If someone time traveled back only two decades ago and showed them what we’ve accomplished, it would be hard to believe. We may not have flying cars, but if you really think about it, we’re truly living in the high tech sci-fi world that people in the 80’s were so sure was going to happen.
However, we don’t acknowledge it. We still talk about some high tech society as something that could happen in the distant future, but people never seem to acknowledge just how high tech our society currently is.

Since we use all of this fancy technology every day, the impact of how insane they are is diminished. At this point, most people in America, especially young people, have some sort of smartphone. We need these smartphones for practically everything, and many places and things have taken this in stride. Ever since Covid, restaurants have ditched their paper menus for scannable QR codes that take you to the menu on the website. Even though Covid has gone down a significant amount, many places seem to be content with the QR codes, going so far to not have any paper menus whatsoever, making phones important for another thing.

Technology advancement doesn’t seem to be stopping. Each new phone model has more and more impressive abilities. Every day it seems as if AI gets more and more realistic. Virtual reality has been getting more popular, along with 3D printing, and the list just keeps going. Yet we still dream of a sci-fi future with flying cars. I think it’s time to let that dream go, or at least put it to the side for a little bit.

Instead of focusing on a future with all those huge, crazy technology advancements, we should start focusing on how to use technology to help everyday people. Because let’s be honest: even if flying cars are invented soon, it’ll be a long time until people other than the super rich would be able to use them.
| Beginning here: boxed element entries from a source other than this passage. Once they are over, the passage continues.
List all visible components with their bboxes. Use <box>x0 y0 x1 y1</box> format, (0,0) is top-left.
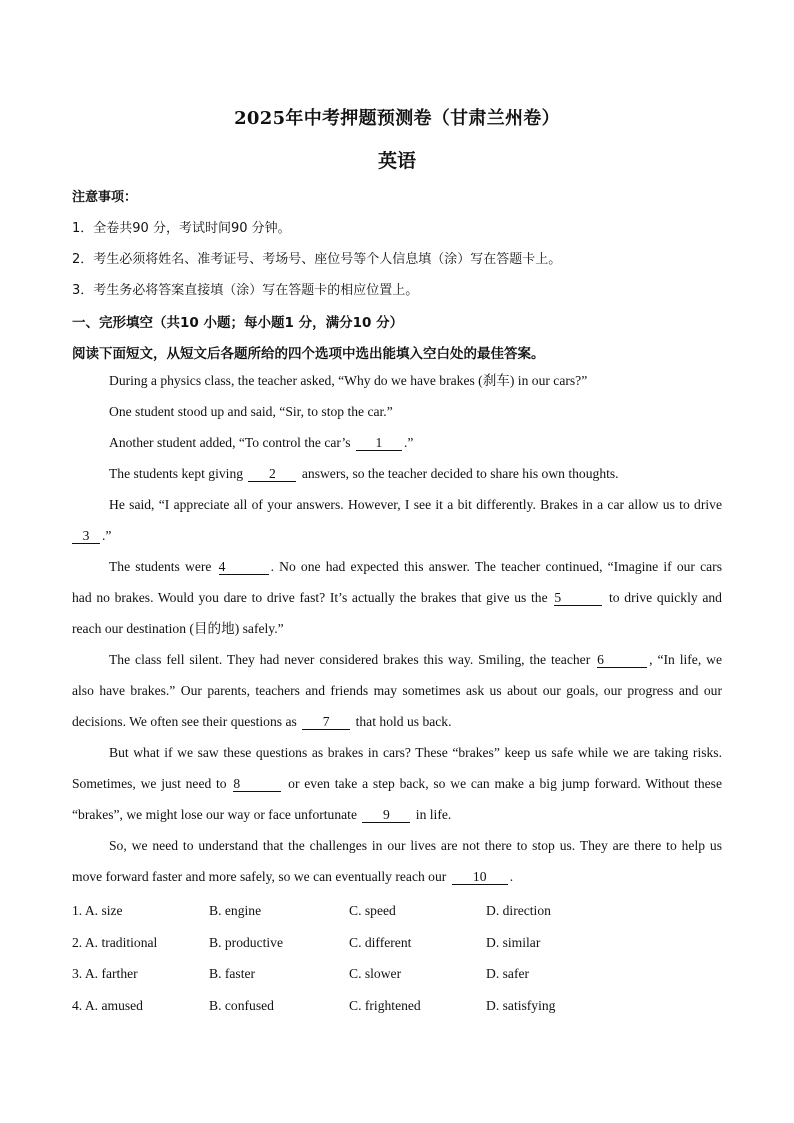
passage-line <box>72 768 722 799</box>
passage-line <box>72 799 722 830</box>
passage-text: . No one had expected this answer. The teacher continued, “Imagine if our cars <box>270 559 722 574</box>
notice-item-1: 1．全卷共90 分，考试时间90 分钟。 <box>72 221 291 236</box>
passage-text: , “In life, we <box>649 652 722 667</box>
passage-text: .” <box>403 435 414 450</box>
passage-line: One student stood up and said, “Sir, to stop the car.” <box>109 404 393 419</box>
notice-item-2: 2．考生必须将姓名、准考证号、考场号、座位号等个人信息填（涂）写在答题卡上。 <box>72 252 562 267</box>
passage-line <box>72 644 722 675</box>
passage-text: Sometimes, we just need to <box>72 776 227 791</box>
passage-text: that hold us back. <box>355 714 452 729</box>
section-instruction: 阅读下面短文，从短文后各题所给的四个选项中选出能填入空白处的最佳答案。 <box>72 346 545 362</box>
option-a: 2. A. traditional <box>72 934 158 950</box>
passage-text: Another student added, “To control the car’s <box>109 435 351 450</box>
passage-line: But what if we saw these questions as brakes in cars? These “brakes” keep us safe while we are taking risks. <box>109 745 722 760</box>
notice-heading: 注意事项： <box>72 190 138 205</box>
blank-10: 10 <box>452 870 508 885</box>
option-c: C. slower <box>349 966 402 981</box>
passage-text: . <box>509 869 514 884</box>
option-a: 1. A. size <box>72 903 123 918</box>
passage-text: The class fell silent. They had never considered brakes this way. Smiling, the teacher <box>109 652 591 667</box>
passage-text: in life. <box>415 807 452 822</box>
notice-item-3: 3．考生务必将答案直接填（涂）写在答题卡的相应位置上。 <box>72 283 419 298</box>
option-d: D. similar <box>486 934 541 950</box>
option-b: B. confused <box>209 997 274 1013</box>
blank-6: 6 <box>597 653 647 668</box>
passage-text: The students were <box>109 559 212 574</box>
blank-3: 3 <box>72 529 100 544</box>
section-heading: 一、完形填空（共10 小题；每小题1 分，满分10 分） <box>72 315 404 331</box>
passage-text: decisions. We often see their questions as <box>72 714 297 729</box>
passage-text: move forward faster and more safely, so we can eventually reach our <box>72 869 447 884</box>
passage-line <box>72 551 722 582</box>
passage-text: or even take a step back, so we can make a big jump forward. Without these <box>288 776 723 791</box>
passage-line <box>72 706 722 737</box>
passage-line <box>72 427 722 458</box>
option-c: C. speed <box>349 903 396 918</box>
passage-text: had no brakes. Would you dare to drive fast? It’s actually the brakes that give us the <box>72 590 548 605</box>
option-row <box>72 958 722 990</box>
option-b: B. productive <box>209 934 283 950</box>
passage-line <box>72 861 722 892</box>
passage-text: “brakes”, we might lose our way or face unfortunate <box>72 807 357 822</box>
passage-line: So, we need to understand that the challenges in our lives are not there to stop us. They are there to help us <box>109 838 722 853</box>
option-d: D. satisfying <box>486 997 556 1013</box>
option-row <box>72 990 722 1022</box>
option-d: D. safer <box>486 966 530 981</box>
cloze-passage <box>72 365 722 892</box>
passage-line: reach our destination (目的地) safely.” <box>72 621 284 636</box>
option-c: C. frightened <box>349 997 421 1013</box>
passage-line <box>72 582 722 613</box>
passage-line <box>72 520 722 551</box>
option-c: C. different <box>349 934 412 950</box>
blank-9: 9 <box>362 808 410 823</box>
passage-line <box>72 458 722 489</box>
option-row <box>72 895 722 927</box>
passage-text: .” <box>102 528 112 543</box>
option-b: B. engine <box>209 903 262 918</box>
blank-2: 2 <box>248 467 296 482</box>
blank-1: 1 <box>356 436 402 451</box>
subject-title: 英语 <box>377 150 416 172</box>
option-d: D. direction <box>486 903 551 918</box>
passage-line: He said, “I appreciate all of your answers. However, I see it a bit differently. Brakes in a car allow us to drive <box>109 497 722 512</box>
blank-5: 5 <box>554 591 602 606</box>
option-a: 3. A. farther <box>72 966 138 981</box>
passage-text: answers, so the teacher decided to share his own thoughts. <box>301 466 619 481</box>
option-a: 4. A. amused <box>72 997 143 1013</box>
answer-options <box>72 895 722 1021</box>
option-row <box>72 927 722 959</box>
blank-7: 7 <box>302 715 350 730</box>
exam-title: 2025年中考押题预测卷（甘肃兰州卷） <box>234 108 560 129</box>
passage-line: also have brakes.” Our parents, teachers and friends may sometimes ask us about our goals, our progress and our <box>72 683 722 698</box>
option-b: B. faster <box>209 966 256 981</box>
passage-text: The students kept giving <box>109 466 244 481</box>
blank-8: 8 <box>233 777 281 792</box>
passage-text: to drive quickly and <box>609 590 722 605</box>
blank-4: 4 <box>219 560 269 575</box>
passage-line: During a physics class, the teacher asked, “Why do we have brakes (刹车) in our cars?” <box>109 373 588 388</box>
I believe we should be focusing our use of technology on making everyday life easier. Using AI to help route public transportation is just one example of how we could use this new technology. I also think that if we used AI in schools to help analyze how each student learns, we can create lesson/homework plans that match up with the way that student’s brain works, and make it easier for students to understand what they’re learning in school.

Technology doesn’t have to be super fancy and crazy to help people. While the idea of flying cars is fun, I think the idea of using what we currently have to help more in our everyday life is also fun, and much more helpful.